The hazy lines between "general" adoption, relative adoption and foster-to-adopt:
States’ reliance on foster parents, relatives, and general applicants as adoptive resources varies greatly. As reported in the 1999 AFCARs data:
• In 11 of the 43 states (including the District of Columbia as a state) that provided data, foster parents accounted for more than 75% of foster care adoptions in FY 1999. In another 11 states, foster parents accounted for fewer than half of foster care adoptions.
• In 12 states, relatives accounted for less than 5% of children adopted but more than one quarter of all adoptions in 10 states.
• In 9 states, general applicants accounted for less than 10% of all children adopted, but in 9 other states, they accounted for more than 40%. The true extent of this variation is difficult to assess because of the practice in some states of converting general applicants to foster parents to enable the adopting parents to take advantage of adoption subsidies and the likelihood that general applicants will become foster parents because they believe it will improve their chances to adopt. In response to our survey of states, adoption officials estimate that:
• In 11 states, less than 25% of general applicants become foster parents to adopt.
• In 11 states, officials estimated this percentage to be between 25 and 50.
The number one problem I hear online potential adopters express with the foster care system is that they cannot handle the lack of permanence. I think public agencies do a horrible job of explaining that people can adopt children whose parental rights have already been terminated: once placed in your home, they will NOT be taken out again. On the other hand, general or straight adoption is a hard path. As the study shows, some people will end up converting to foster-to-adopt. Our agency does a few legal risk placements where TPR is scheduled very soon. This means that the period of uncertainty would be measured in weeks and months, not years. We have still not decided whether to do legal risk or not, but it has been explained that this is often the only way to get very young children placed with you.

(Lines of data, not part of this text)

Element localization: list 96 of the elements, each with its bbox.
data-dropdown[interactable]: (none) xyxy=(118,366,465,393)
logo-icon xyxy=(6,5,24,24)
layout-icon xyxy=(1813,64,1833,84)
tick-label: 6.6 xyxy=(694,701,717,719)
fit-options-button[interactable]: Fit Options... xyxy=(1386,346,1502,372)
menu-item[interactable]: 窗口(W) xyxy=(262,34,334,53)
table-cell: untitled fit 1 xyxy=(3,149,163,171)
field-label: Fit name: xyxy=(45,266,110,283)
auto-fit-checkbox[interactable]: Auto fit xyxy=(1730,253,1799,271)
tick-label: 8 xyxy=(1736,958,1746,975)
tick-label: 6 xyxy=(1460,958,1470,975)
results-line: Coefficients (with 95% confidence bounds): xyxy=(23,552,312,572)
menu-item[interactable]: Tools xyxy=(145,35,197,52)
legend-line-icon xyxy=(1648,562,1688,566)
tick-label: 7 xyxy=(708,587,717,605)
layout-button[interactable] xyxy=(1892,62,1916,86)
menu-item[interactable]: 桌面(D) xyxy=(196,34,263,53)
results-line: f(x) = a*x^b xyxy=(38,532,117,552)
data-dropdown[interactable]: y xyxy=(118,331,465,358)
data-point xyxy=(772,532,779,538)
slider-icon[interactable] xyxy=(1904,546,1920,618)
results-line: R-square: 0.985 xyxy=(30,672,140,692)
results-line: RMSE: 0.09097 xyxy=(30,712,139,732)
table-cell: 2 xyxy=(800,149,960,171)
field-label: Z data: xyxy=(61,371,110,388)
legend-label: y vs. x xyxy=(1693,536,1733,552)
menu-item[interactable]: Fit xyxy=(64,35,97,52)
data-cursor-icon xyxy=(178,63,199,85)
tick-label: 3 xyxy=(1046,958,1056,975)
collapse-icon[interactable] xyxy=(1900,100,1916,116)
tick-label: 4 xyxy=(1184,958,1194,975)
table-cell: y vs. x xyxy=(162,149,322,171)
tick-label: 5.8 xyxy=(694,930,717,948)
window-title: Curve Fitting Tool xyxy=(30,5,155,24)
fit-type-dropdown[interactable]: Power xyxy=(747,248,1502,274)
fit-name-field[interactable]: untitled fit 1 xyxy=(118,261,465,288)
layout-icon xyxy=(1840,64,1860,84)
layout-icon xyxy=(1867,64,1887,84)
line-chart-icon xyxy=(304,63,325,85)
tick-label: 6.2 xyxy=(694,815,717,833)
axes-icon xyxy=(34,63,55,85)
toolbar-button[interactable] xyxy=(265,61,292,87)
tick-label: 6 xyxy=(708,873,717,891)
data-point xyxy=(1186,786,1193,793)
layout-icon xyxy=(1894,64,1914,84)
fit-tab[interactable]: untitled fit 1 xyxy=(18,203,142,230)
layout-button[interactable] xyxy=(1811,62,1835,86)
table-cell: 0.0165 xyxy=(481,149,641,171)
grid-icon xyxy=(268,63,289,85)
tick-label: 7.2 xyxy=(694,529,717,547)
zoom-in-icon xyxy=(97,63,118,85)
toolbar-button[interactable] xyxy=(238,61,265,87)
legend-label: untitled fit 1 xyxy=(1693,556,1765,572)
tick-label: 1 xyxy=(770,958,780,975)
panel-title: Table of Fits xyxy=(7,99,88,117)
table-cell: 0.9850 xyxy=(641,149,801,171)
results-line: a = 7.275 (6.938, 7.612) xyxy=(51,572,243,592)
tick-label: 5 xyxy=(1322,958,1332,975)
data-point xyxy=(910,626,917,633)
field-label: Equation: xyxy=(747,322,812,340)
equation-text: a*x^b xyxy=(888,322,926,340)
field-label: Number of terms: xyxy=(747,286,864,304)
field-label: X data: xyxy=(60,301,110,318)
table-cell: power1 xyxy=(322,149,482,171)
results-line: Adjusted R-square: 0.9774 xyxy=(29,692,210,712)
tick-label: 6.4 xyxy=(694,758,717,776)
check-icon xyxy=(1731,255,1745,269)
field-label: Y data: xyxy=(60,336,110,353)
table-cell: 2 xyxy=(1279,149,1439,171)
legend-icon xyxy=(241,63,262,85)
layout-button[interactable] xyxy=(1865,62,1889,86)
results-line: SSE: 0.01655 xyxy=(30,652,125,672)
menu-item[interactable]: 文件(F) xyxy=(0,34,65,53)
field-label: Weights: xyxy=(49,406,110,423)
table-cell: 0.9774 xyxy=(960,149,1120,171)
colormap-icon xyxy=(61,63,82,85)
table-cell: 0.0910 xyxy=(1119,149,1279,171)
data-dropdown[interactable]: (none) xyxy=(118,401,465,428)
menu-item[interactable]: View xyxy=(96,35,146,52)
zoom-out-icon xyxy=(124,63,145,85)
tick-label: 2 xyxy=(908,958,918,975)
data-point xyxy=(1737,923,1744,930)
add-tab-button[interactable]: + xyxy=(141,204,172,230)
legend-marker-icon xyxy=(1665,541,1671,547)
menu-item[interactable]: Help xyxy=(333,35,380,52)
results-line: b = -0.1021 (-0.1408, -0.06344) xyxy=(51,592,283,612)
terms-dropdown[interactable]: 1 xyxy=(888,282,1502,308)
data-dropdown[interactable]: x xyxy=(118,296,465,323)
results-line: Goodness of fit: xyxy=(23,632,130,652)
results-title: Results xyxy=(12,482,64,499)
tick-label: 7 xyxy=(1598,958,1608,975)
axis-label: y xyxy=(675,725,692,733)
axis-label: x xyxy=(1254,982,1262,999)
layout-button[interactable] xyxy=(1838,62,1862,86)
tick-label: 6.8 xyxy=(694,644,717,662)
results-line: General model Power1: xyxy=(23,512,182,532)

State agencies should more clearly delineate and explain the different statuses prospective parents can have: Adoption, Foster to Adopt, Foster with prospect of Adoption. Some people will want to be able to move around within those categories, some people will want to move around but not really have the psychological/emotional resources to do so, and others will strongly prefer to stay in one category only.
Ending Note:
Last night my mother observed me beating my head against the table over the paperwork. She told me it was making her angry. "You shouldn't have to go through this. Of course you'll be perfect parents! They should just give you a baby... and RIGHT NOW!!"
I told her that entitlement perspective is becoming foreign to me after being enveloped in "Adoption World"! My mother raised the interesting point that someone could "game the system" and put all the right answers on paper, but still be a terrible parent. Ideally the home study and interviews weed out those people. Yet as we've seen in recent horror stories like the Holland murder, they don't work 100% of the time and some really unfit parents can slip into the pool.
Prospective parents in the middle of the process tend to start thinking of the social workers as fearsome almighty telepathic gatekeepers. In reality they are just human beings with specialized education, experience, and fortitude. I have to remind myself of this sometimes!